TDG El plásmido de doble nicasa (h) consiste en un par de plásmidos emparejados diseñados para la edición de alta especificidad del locus TDG en líneas celulares human. Cada plásmido expresa una nicasa Cas9 D10A y un ARN guía específico (sgRNA) dirigido a cadenas de ADN opuestas dentro de TDG. Cuando se dirigen a sitios adyacentes en cadenas de ADN opuestas, las dos nicasas generan cortes en cadena simple desplazados que, juntos, producen una rotura de doble cadena escalonada, lo que requiere una actividad coordinada sobre el objetivo por parte de ambas guías. La rotura de ADN resultante se resuelve mediante vías de reparación celular endógenas, más comúnmente a través de la unión de extremos no homólogos (NHEJ), lo que da lugar a inserciones o deleciones que alteran la función de TDG. Al requerir la participación de dos ARN guía en el locus diana, el enfoque de doble corte mejora la especificidad de la edición y proporciona una estrategia CRISPR complementaria para aplicaciones en las que se desea un control adicional sobre la precisión de la orientación.
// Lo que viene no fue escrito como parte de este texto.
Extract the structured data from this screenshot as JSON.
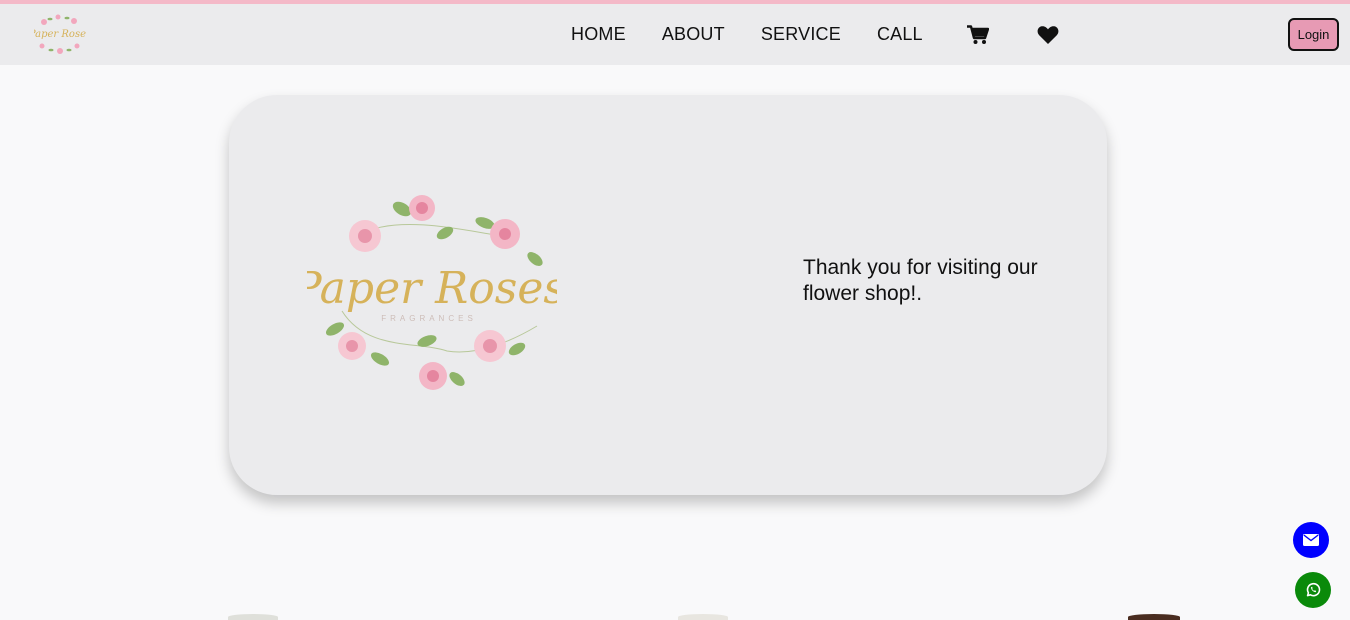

Para facilitar la identificación eficiente de las células editadas, un plásmido codifica GFP para la visualización fluorescente de las poblaciones transfectadas, mientras que el plásmido complementario lleva un gen de resistencia a la puromicina para la selección con antibióticos. En conjunto, estas características facilitan el enriquecimiento eficiente de las poblaciones cotransfectadas y simplifican la validación de los clones con TDG alterado.
Sólo para uso en investigación. No destinado a uso diagnóstico o terapéutico.